San Diego Mayor Kevin Faulconer announced Wednesday that the city will spend $40 million over six years for infrastructure improvements at Mission Bay Park.
The funding is the result of two ballot initiatives passed over the last decade to allocate money for Mission Bay Park improvements.
Proposition C in 2008 diverted a portion of park lease revenue for park upgrades and 2016’s Measure J extended the Proposition C funding stream for 30 years and allowed the city to expedite certain park projects. The city estimates the two initiatives will generate roughly $1.5 billion by 2069.
“Our regional parks are among San Diego’s most valuable assets and the significant investments we’re making to Mission Bay Park will ensure it is preserved and enhanced for future generations to enjoy,” Faulconer said. “This continues the largest park investment effort San Diego has seen in modern history as we’ve opened dozens of new or improved parks in neighborhoods across the city over the past few years.”
The city has five improvement projects planned for the park.

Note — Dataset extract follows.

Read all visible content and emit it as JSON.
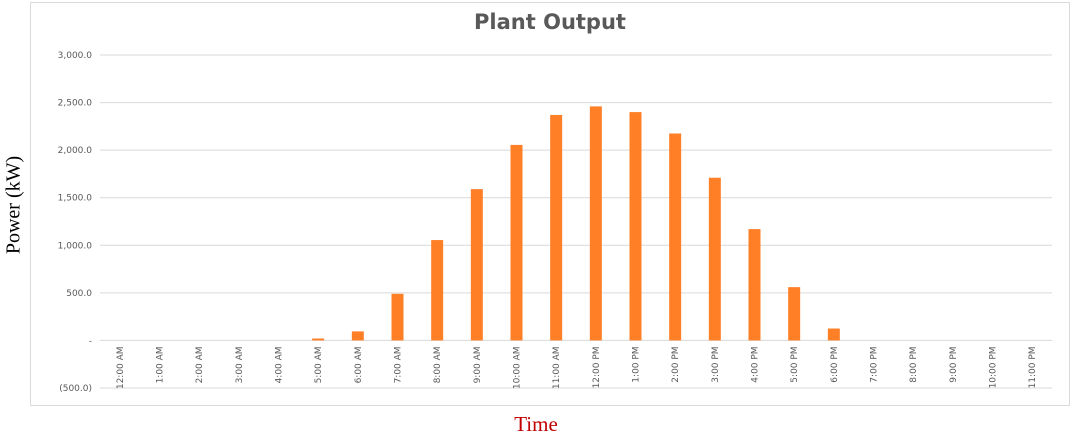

A quarter of the money will be spent on dredging Mission Bay to improve its navigational safety. Funding will also be used to resurface 18 parking lots, replace playground equipment at 10 different sections of the park, upgrade comfort stations in multiple areas and replace East Mission Bay’s adult fitness course and Robb Field’s recreation center.
“Mission Bay Park is getting the investment of a century with a wave of voter-approved funding,” said District 2 City Councilwoman Lorie Zapf, whose district includes Mission Bay. “From dredging, lighting, comfort stations, bike and walking paths and new playgrounds, Mission Bay Park will better serve San Diegans and visitors.”
Long-term, the city plans to restore falling shorelines, improve the San Diego River Trail, expand habitats for endangered species and compose a master environmental report to detail the environmental and water quality ramifications of proposed projects. The Mission Bay Park Committee will oversee the array of improvements and the allocation of funding.
“My committee and I were ecstatic that the voters of our city overwhelmingly approved Measure J,” said committee Chairman Paul Robinson. “This will permit the city, with our oversight, to continue to invest millions of dollars in Mission Bay.”